Question

Depletion of cholesterol in the cell membrane using a drug (mevastatin) has been associated with

apoptosis in cancer cells.

a. What effect would cholesterol depletion have on the integrity of lipid rafts in the membrane?

b. Researchers found that FAS death receptor was activated in cholesterol depleted cancer cells.

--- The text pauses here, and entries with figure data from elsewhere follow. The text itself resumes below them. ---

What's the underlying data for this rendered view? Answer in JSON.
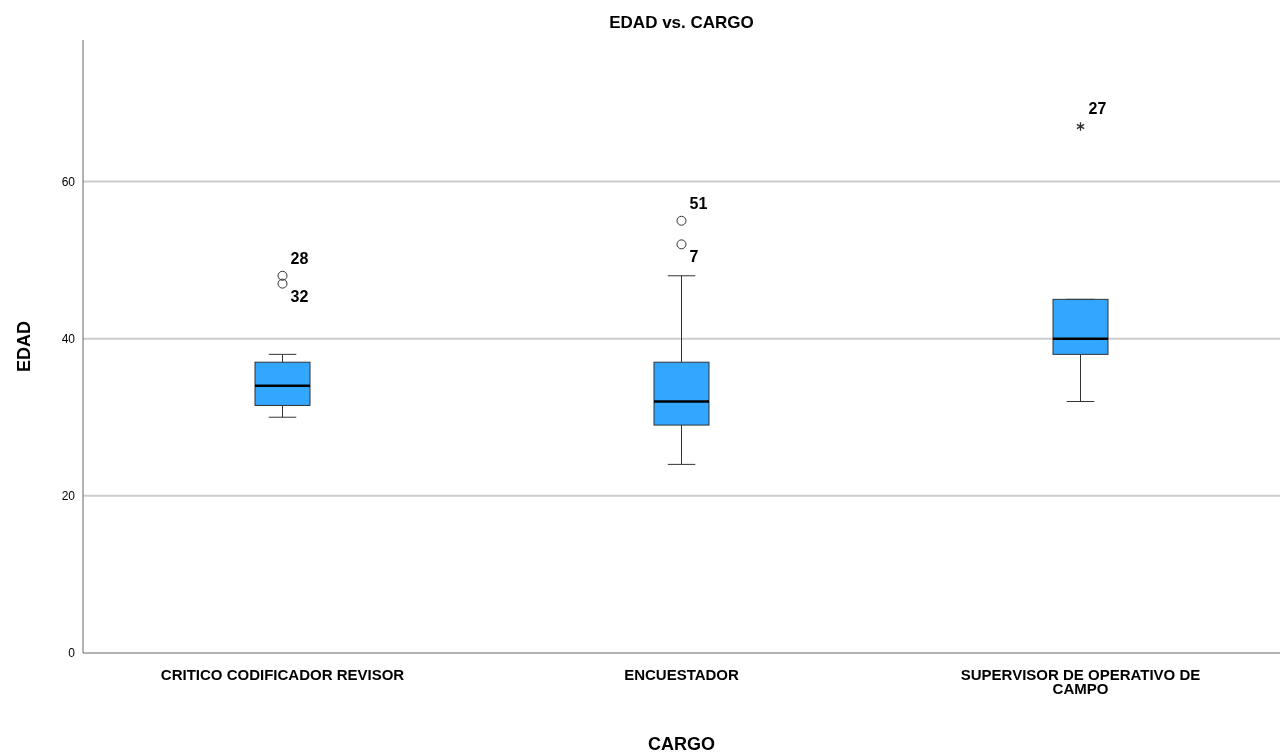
{
  "chart_data": {
    "type": "box",
    "title": "EDAD vs. CARGO",
    "xlabel": "CARGO",
    "ylabel": "EDAD",
    "color": "#33a6ff",
    "categories": [
      "CRITICO CODIFICADOR REVISOR",
      "ENCUESTADOR",
      "SUPERVISOR DE OPERATIVO DE CAMPO"
    ],
    "boxes": [
      {
        "low": 30,
        "q1": 31.5,
        "median": 34,
        "q3": 37,
        "high": 38,
        "outliers": [
          48,
          47
        ]
      },
      {
        "low": 24,
        "q1": 29,
        "median": 32,
        "q3": 37,
        "high": 48,
        "outliers": [
          55,
          52
        ]
      },
      {
        "low": 32,
        "q1": 38,
        "median": 40,
        "q3": 45,
        "high": 45,
        "outliers": [
          67
        ]
      }
    ],
    "ylim": [
      0,
      78
    ],
    "yticks": [
      0,
      20,
      40,
      60
    ],
    "grid": "y",
    "annotations": [
      "28",
      "32",
      "51",
      "7",
      "27"
    ]
  }
}
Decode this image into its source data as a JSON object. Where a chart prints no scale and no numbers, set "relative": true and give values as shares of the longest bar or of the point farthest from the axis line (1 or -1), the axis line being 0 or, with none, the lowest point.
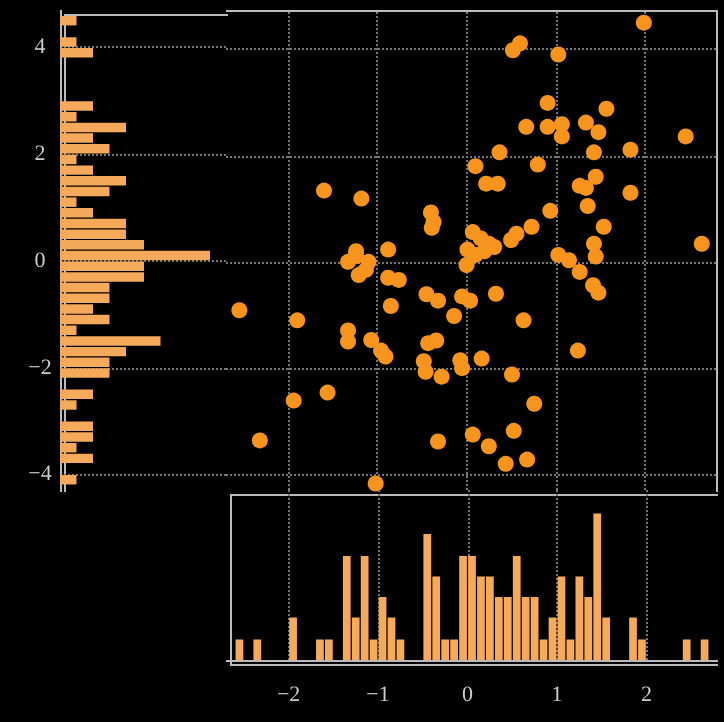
{
  "chart_data": [
    {
      "type": "scatter",
      "color": "#f7941d",
      "marker": "circle",
      "grid": true,
      "tick_labels": false,
      "xlim": [
        -2.7,
        2.8
      ],
      "xticks": [
        -2,
        -1,
        0,
        1,
        2
      ],
      "ylim": [
        -4.33,
        4.7
      ],
      "yticks": [
        -4,
        -2,
        0,
        2,
        4
      ],
      "x": [
        1.99,
        0.52,
        0.6,
        1.03,
        0.91,
        1.57,
        0.67,
        0.91,
        1.07,
        1.07,
        1.34,
        1.48,
        2.46,
        1.84,
        1.43,
        0.37,
        0.1,
        0.8,
        0.22,
        0.35,
        -1.6,
        -1.18,
        1.45,
        1.27,
        1.34,
        1.84,
        1.36,
        0.94,
        -0.4,
        -0.37,
        -0.39,
        1.54,
        0.73,
        0.07,
        0.16,
        0.25,
        0.5,
        0.56,
        1.43,
        2.64,
        -1.24,
        -0.88,
        0.01,
        -1.33,
        -1.24,
        -1.1,
        -1.13,
        -1.21,
        -0.88,
        -0.76,
        0.1,
        0.2,
        0.0,
        0.31,
        1.03,
        1.15,
        1.27,
        1.45,
        1.42,
        1.48,
        -2.55,
        -1.9,
        -1.33,
        -1.33,
        -1.07,
        -0.96,
        -0.91,
        -0.85,
        -0.45,
        -0.32,
        -0.14,
        -0.05,
        0.04,
        0.33,
        0.64,
        -0.43,
        -0.34,
        -0.48,
        -0.46,
        -0.28,
        -0.07,
        -0.05,
        0.17,
        1.25,
        0.51,
        0.76,
        -1.94,
        -1.56,
        -2.32,
        -0.32,
        0.07,
        0.25,
        0.53,
        0.44,
        0.68,
        -1.02
      ],
      "values": [
        4.5,
        3.98,
        4.11,
        3.9,
        2.99,
        2.88,
        2.54,
        2.54,
        2.59,
        2.36,
        2.62,
        2.44,
        2.36,
        2.11,
        2.06,
        2.06,
        1.8,
        1.83,
        1.47,
        1.47,
        1.34,
        1.19,
        1.6,
        1.43,
        1.39,
        1.3,
        1.05,
        0.96,
        0.93,
        0.75,
        0.64,
        0.66,
        0.66,
        0.56,
        0.44,
        0.34,
        0.41,
        0.53,
        0.34,
        0.34,
        0.2,
        0.23,
        0.23,
        0,
        0.11,
        0,
        -0.15,
        -0.25,
        -0.3,
        -0.34,
        0.13,
        0.2,
        -0.06,
        0.28,
        0.13,
        0.03,
        -0.19,
        0.1,
        -0.44,
        -0.58,
        -0.91,
        -1.1,
        -1.29,
        -1.5,
        -1.47,
        -1.67,
        -1.78,
        -0.83,
        -0.61,
        -0.73,
        -1.02,
        -0.65,
        -0.73,
        -0.6,
        -1.1,
        -1.53,
        -1.48,
        -1.87,
        -2.07,
        -2.16,
        -1.85,
        -2.0,
        -1.82,
        -1.67,
        -2.12,
        -2.67,
        -2.61,
        -2.46,
        -3.36,
        -3.38,
        -3.25,
        -3.47,
        -3.18,
        -3.8,
        -3.72,
        -4.17
      ]
    },
    {
      "type": "bar",
      "orientation": "horizontal",
      "relative": true,
      "color": "#f5a95a",
      "grid": true,
      "tick_labels": "y",
      "ylim": [
        -4.33,
        4.7
      ],
      "yticks": [
        -4,
        -2,
        0,
        2,
        4
      ],
      "x": [
        -4.1,
        -3.7,
        -3.5,
        -3.3,
        -3.1,
        -2.7,
        -2.5,
        -2.1,
        -1.9,
        -1.7,
        -1.5,
        -1.3,
        -1.1,
        -0.9,
        -0.7,
        -0.5,
        -0.3,
        -0.1,
        0.1,
        0.3,
        0.5,
        0.7,
        0.9,
        1.1,
        1.3,
        1.5,
        1.7,
        1.9,
        2.1,
        2.3,
        2.5,
        2.7,
        2.9,
        3.9,
        4.1,
        4.5
      ],
      "values": [
        0.11,
        0.22,
        0.11,
        0.22,
        0.22,
        0.11,
        0.22,
        0.33,
        0.33,
        0.44,
        0.67,
        0.11,
        0.33,
        0.22,
        0.33,
        0.33,
        0.56,
        0.56,
        1,
        0.56,
        0.44,
        0.44,
        0.22,
        0.11,
        0.33,
        0.44,
        0.22,
        0.11,
        0.33,
        0.22,
        0.44,
        0.11,
        0.22,
        0.22,
        0.11,
        0.11
      ]
    },
    {
      "type": "bar",
      "relative": true,
      "color": "#f5a95a",
      "grid": "x",
      "tick_labels": "x",
      "xlim": [
        -2.7,
        2.8
      ],
      "xticks": [
        -2,
        -1,
        0,
        1,
        2
      ],
      "x": [
        -2.55,
        -2.35,
        -1.95,
        -1.65,
        -1.55,
        -1.35,
        -1.25,
        -1.15,
        -1.05,
        -0.95,
        -0.85,
        -0.75,
        -0.45,
        -0.35,
        -0.25,
        -0.15,
        -0.05,
        0.05,
        0.15,
        0.25,
        0.35,
        0.45,
        0.55,
        0.65,
        0.75,
        0.85,
        0.95,
        1.05,
        1.15,
        1.25,
        1.35,
        1.45,
        1.55,
        1.85,
        1.95,
        2.45,
        2.65
      ],
      "values": [
        0.14,
        0.14,
        0.29,
        0.14,
        0.14,
        0.71,
        0.29,
        0.71,
        0.14,
        0.43,
        0.29,
        0.14,
        0.86,
        0.57,
        0.14,
        0.14,
        0.71,
        0.71,
        0.57,
        0.57,
        0.43,
        0.43,
        0.71,
        0.43,
        0.43,
        0.14,
        0.29,
        0.57,
        0.14,
        0.57,
        0.43,
        1,
        0.29,
        0.29,
        0.14,
        0.14,
        0.14
      ]
    }
  ]
}
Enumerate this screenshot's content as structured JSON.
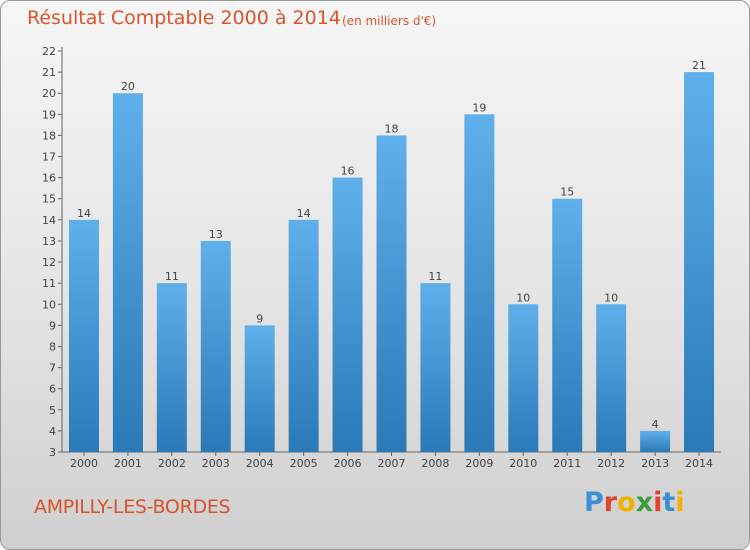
{
  "header": {
    "title": "Résultat Comptable 2000 à 2014",
    "subtitle": "(en milliers d'€)"
  },
  "footer": {
    "town": "AMPILLY-LES-BORDES",
    "brand": "Proxiti"
  },
  "colors": {
    "title": "#d9532b",
    "bar_light": "#5fb0ea",
    "bar_dark": "#2a79b8",
    "logo_letters": [
      "#3b8fd6",
      "#e0452b",
      "#f0b400",
      "#3a9e3a",
      "#e0452b",
      "#3b8fd6",
      "#f0b400"
    ]
  },
  "chart_data": {
    "type": "bar",
    "categories": [
      "2000",
      "2001",
      "2002",
      "2003",
      "2004",
      "2005",
      "2006",
      "2007",
      "2008",
      "2009",
      "2010",
      "2011",
      "2012",
      "2013",
      "2014"
    ],
    "values": [
      14,
      20,
      11,
      13,
      9,
      14,
      16,
      18,
      11,
      19,
      10,
      15,
      10,
      4,
      21
    ],
    "data_labels": [
      "14",
      "20",
      "11",
      "13",
      "9",
      "14",
      "16",
      "18",
      "11",
      "19",
      "10",
      "15",
      "10",
      "4",
      "21"
    ],
    "title": "Résultat Comptable 2000 à 2014",
    "subtitle": "(en milliers d'€)",
    "xlabel": "",
    "ylabel": "",
    "ylim": [
      3,
      22
    ],
    "yticks": [
      3,
      4,
      5,
      6,
      7,
      8,
      9,
      10,
      11,
      12,
      13,
      14,
      15,
      16,
      17,
      18,
      19,
      20,
      21,
      22
    ],
    "grid": false,
    "legend": "none"
  }
}
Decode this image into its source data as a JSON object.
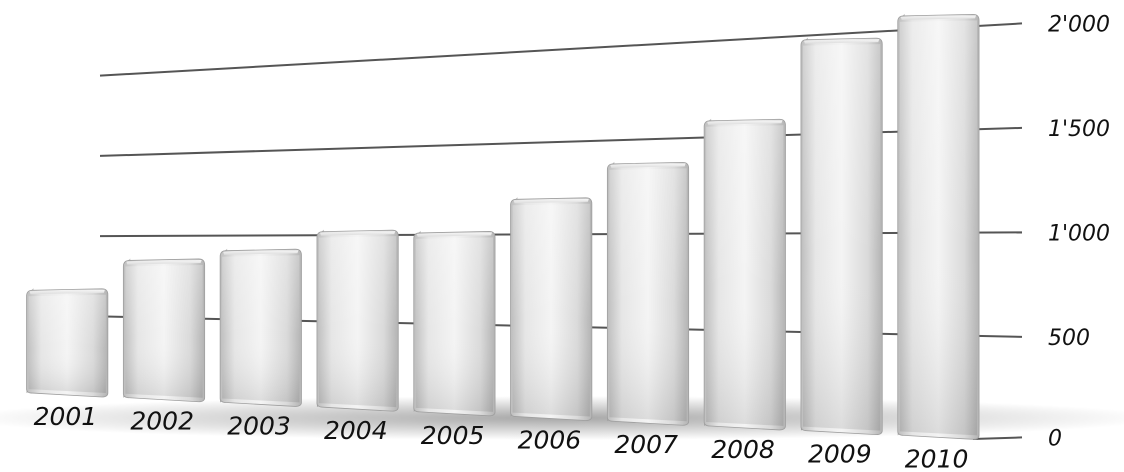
{
  "chart_data": {
    "type": "bar",
    "title": "",
    "xlabel": "",
    "ylabel": "",
    "categories": [
      "2001",
      "2002",
      "2003",
      "2004",
      "2005",
      "2006",
      "2007",
      "2008",
      "2009",
      "2010"
    ],
    "values": [
      660,
      850,
      910,
      1020,
      1010,
      1190,
      1370,
      1580,
      1970,
      2060
    ],
    "ylim": [
      0,
      2000
    ],
    "yticks": [
      {
        "value": 0,
        "label": "0"
      },
      {
        "value": 500,
        "label": "500"
      },
      {
        "value": 1000,
        "label": "1'000"
      },
      {
        "value": 1500,
        "label": "1'500"
      },
      {
        "value": 2000,
        "label": "2'000"
      }
    ],
    "grid": true,
    "legend": "none",
    "style": "3d-metallic-perspective",
    "colors": {
      "bar_light": "#f2f2f2",
      "bar_mid": "#d4d4d4",
      "bar_dark": "#a9a9a9",
      "grid": "#555555",
      "shadow": "#9a9a9a",
      "text": "#111111"
    }
  }
}
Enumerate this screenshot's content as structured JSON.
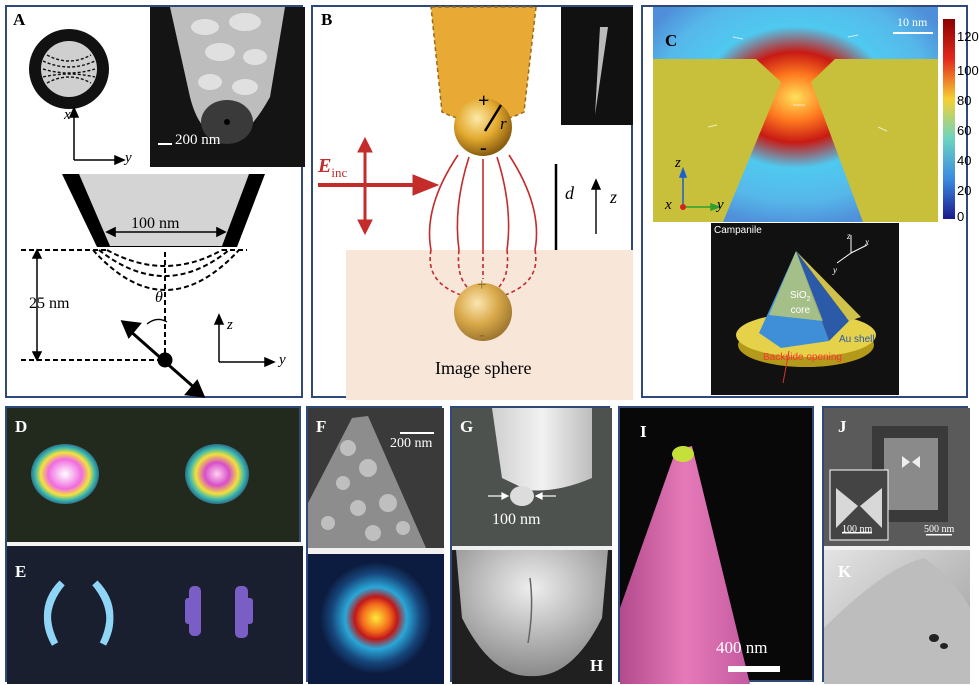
{
  "panels": {
    "A": {
      "label": "A",
      "scale": "200 nm",
      "aperture": "100 nm",
      "depth": "25 nm",
      "theta": "θ",
      "ax_x": "x",
      "ax_y": "y",
      "ax_z": "z",
      "ax_y2": "y"
    },
    "B": {
      "label": "B",
      "r": "r",
      "e_main": "E",
      "e_sub": "inc",
      "d": "d",
      "z": "z",
      "plus": "+",
      "minus": "-",
      "caption": "Image sphere"
    },
    "C": {
      "label": "C",
      "scale": "10 nm",
      "colorbar": [
        "120",
        "100",
        "80",
        "60",
        "40",
        "20",
        "0"
      ],
      "ax_x": "x",
      "ax_y": "y",
      "ax_z": "z",
      "campanile": "Campanile",
      "core_sio": "SiO",
      "core_sub": "2",
      "core": "core",
      "shell": "Au shell",
      "opening": "Backside opening",
      "ax3_z": "z",
      "ax3_x": "x",
      "ax3_y": "y"
    },
    "D": {
      "label": "D"
    },
    "E": {
      "label": "E"
    },
    "F": {
      "label": "F",
      "scale": "200 nm"
    },
    "G": {
      "label": "G",
      "scale": "100 nm"
    },
    "H": {
      "label": "H"
    },
    "I": {
      "label": "I",
      "scale": "400 nm"
    },
    "J": {
      "label": "J",
      "inset_scale": "100 nm",
      "scale": "500 nm"
    },
    "K": {
      "label": "K"
    }
  },
  "colors": {
    "frame": "#2f4a7a",
    "gold": "#e2a92e",
    "field_red": "#cc2020",
    "substrate": "#f8e6d8",
    "sem_dark": "#1b1b1b"
  }
}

Explain how activation of this receptor activates killer caspases.

c. When a caspase is converted from its inactive to its active form there are changes in the primary

and tertiary structure of the caspase. Explain this statement!

d. FAS death receptor is localized to lipid rafts! So what is your conclusion as to why mevastatin

initiates apoptosis in cancer cells?

Answer 1

a. Cholesterol is a critical structural component of lipid rafts, and depletion of cholesterol leads to disorganization of lipid raft microdomains.

b.Engagement of the death receptors with their cognate ligands such as FasL/CD95L, tumor necrosis factor-alpha (TNF-α), lymphotoxin-alpha (LT-α), TNF-like protein-1A (TL1A), and Apo2L/TNF-related apoptosis-inducing ligand (TRAIL), and their receptors promotes recruitment and activation of the apoptosis-initiating proteases, caspase-8, and caspase-10

c.

d.Mevasatatin reduces cholestderol level in body. Depletion of cholesterol leads to disorganization of lipid raft microdomains. Since FAS death receptor is localized to lipid rafts, they get exposed to their ligands like apoptosis-inducing ligand (TRAIL), and their receptors promotes recruitment and activation of the apoptosis-initiating proteases, caspase-8, and caspase-10

Apoptosis(cell death) results from a post-translational pathway driven largely by specific limited proteolysis.